Another good walk is to take the Donkey Track up the hill from Patitiri to the Old Village (Hora). Again, allow about 45 minutes for this one. There are two roads leading out from the harbour -you need the left hand one (looking inland). Pass the shops and a few minutes later you will see a signposted track on the left. It's quite steep in parts but not too hard going. Some way up you pass some pens of assorted farm animals and later a paddock with some mules and a Shetland pony (or something looking very like a Shetland pony).
The track comes out onto the main road and just follow that for a few yards into the Old Village.

The Old Village became one of my lunchtime destinations with some tavernas that had seating under trees to provide some welcome shade. A good place to enjoy a cold Mythos and something to eat. If you like dogs you're in luck here as two village dogs liked to do the rounds of the tables. One sitting at my feet and the other licking my arm at regular intervals. The village itself has lots of narrow streets and lanes to explore and a number of churches. There is also a good observation spot where you can enjoy the view down to Patitiri.

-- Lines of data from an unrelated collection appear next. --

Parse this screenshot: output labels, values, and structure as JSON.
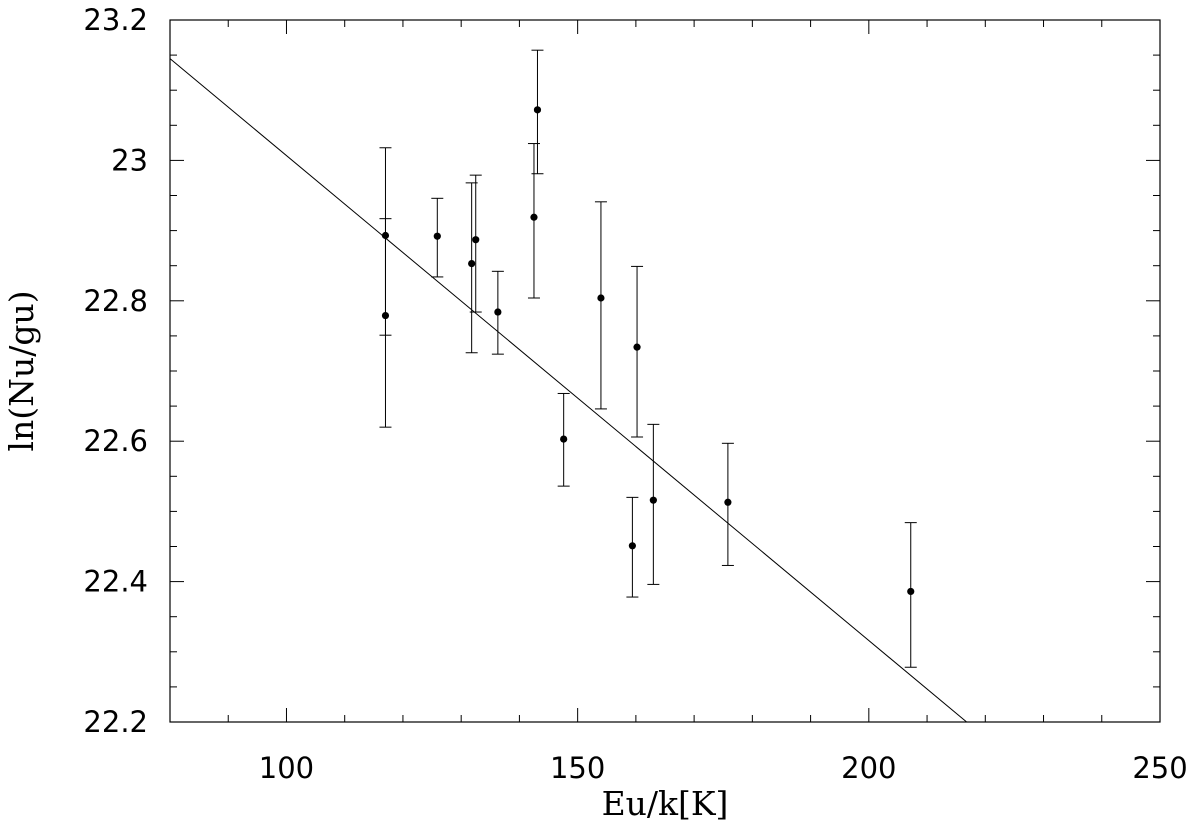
{
  "chart_data": {
    "type": "scatter",
    "title": "",
    "xlabel": "Eu/k[K]",
    "ylabel": "ln(Nu/gu)",
    "xlim": [
      80,
      250
    ],
    "ylim": [
      22.2,
      23.2
    ],
    "xticks": [
      "100",
      "150",
      "200",
      "250"
    ],
    "yticks": [
      "22.2",
      "22.4",
      "22.6",
      "22.8",
      "23",
      "23.2"
    ],
    "grid": false,
    "series": [
      {
        "points": [
          {
            "x": 117.0,
            "y": 22.893,
            "lo": 22.751,
            "hi": 23.018
          },
          {
            "x": 117.0,
            "y": 22.779,
            "lo": 22.62,
            "hi": 22.917
          },
          {
            "x": 125.9,
            "y": 22.892,
            "lo": 22.834,
            "hi": 22.946
          },
          {
            "x": 131.8,
            "y": 22.853,
            "lo": 22.726,
            "hi": 22.968
          },
          {
            "x": 132.5,
            "y": 22.887,
            "lo": 22.784,
            "hi": 22.979
          },
          {
            "x": 136.3,
            "y": 22.784,
            "lo": 22.724,
            "hi": 22.842
          },
          {
            "x": 142.5,
            "y": 22.919,
            "lo": 22.804,
            "hi": 23.024
          },
          {
            "x": 143.1,
            "y": 23.072,
            "lo": 22.981,
            "hi": 23.157
          },
          {
            "x": 147.6,
            "y": 22.603,
            "lo": 22.536,
            "hi": 22.668
          },
          {
            "x": 154.0,
            "y": 22.804,
            "lo": 22.646,
            "hi": 22.941
          },
          {
            "x": 159.4,
            "y": 22.451,
            "lo": 22.378,
            "hi": 22.52
          },
          {
            "x": 160.2,
            "y": 22.734,
            "lo": 22.606,
            "hi": 22.849
          },
          {
            "x": 163.0,
            "y": 22.516,
            "lo": 22.396,
            "hi": 22.624
          },
          {
            "x": 175.8,
            "y": 22.513,
            "lo": 22.423,
            "hi": 22.597
          },
          {
            "x": 207.2,
            "y": 22.386,
            "lo": 22.278,
            "hi": 22.484
          }
        ]
      }
    ],
    "fit_line": {
      "x": [
        80,
        216.8
      ],
      "y": [
        23.145,
        22.2
      ]
    }
  }
}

After lunch one day I took the walk to the summit of the Kalovoulos Mountain. Just continue to follow the road that led you into the Old Village and past the village cemetery. Carry straight on until you get to a signposted track on the right. A few bits of this walk involve a bit of a scramble but otherwise it is easy going as you gradually ascend the mountain along a good path through pine trees. As you get higher there are some great views and photographs of the Old Village to be had (late afternoon is the best light for this). Eventually the track comes to an end and you will just see a lot of rocks with a sign pointing to the summit. This bit is a scramble as you negotiate the rocks but you will quickly reach the summit which is marked with a concrete post. If you then head towards the cliff edge you will find a wooden shelter with seating where you can enjoy the view of nearby Skopelos island. On leaving the shelter you will find that the scramble over the rocks wasn't required -there's an easy pathway back to the track down (bear left at the Summit sign to find it).

View to the coastline near Agii Anargiroi
A good option for an excursion whilst on Alonissos is to take the Flying Cat (catamaran ferry) back to Skopelos or Skiathos. Be aware though that to have any worthwhile time there you will need to get the first ferry of the day (currently circa 6.30am). I took this to Skopelos -returning on the 3.00pm Cat (giving enough time for plenty of photography and lunch). Make sure you have a return ticket, I got sold a one way one in error. Well, I hope it was in error! Luckily I realised before departing and was able to get the return added.

Cockerel Count on Alonissos is ranked as Medium. Where I was staying there wasn't the en-masse dawn chorus of crowing but there were,nethertheless, plenty to be heard generally. Unusually, Ducks and Turkeys featured quite strongly here as well.

Goatiness on Alonissos also ranked as Medium. There were some in a pen on the Donkey Track but, much better, a couple in the Old Village had a small herd which they walked down the road to feed on bushes. I also encountered a family of goats wandering on the Kalovoulos mountain. I'm told there are more to be seen at the other (less inhabited) end of the island.

Alonissos - a little star of an island and right up there in my top three favourites. Regards, David.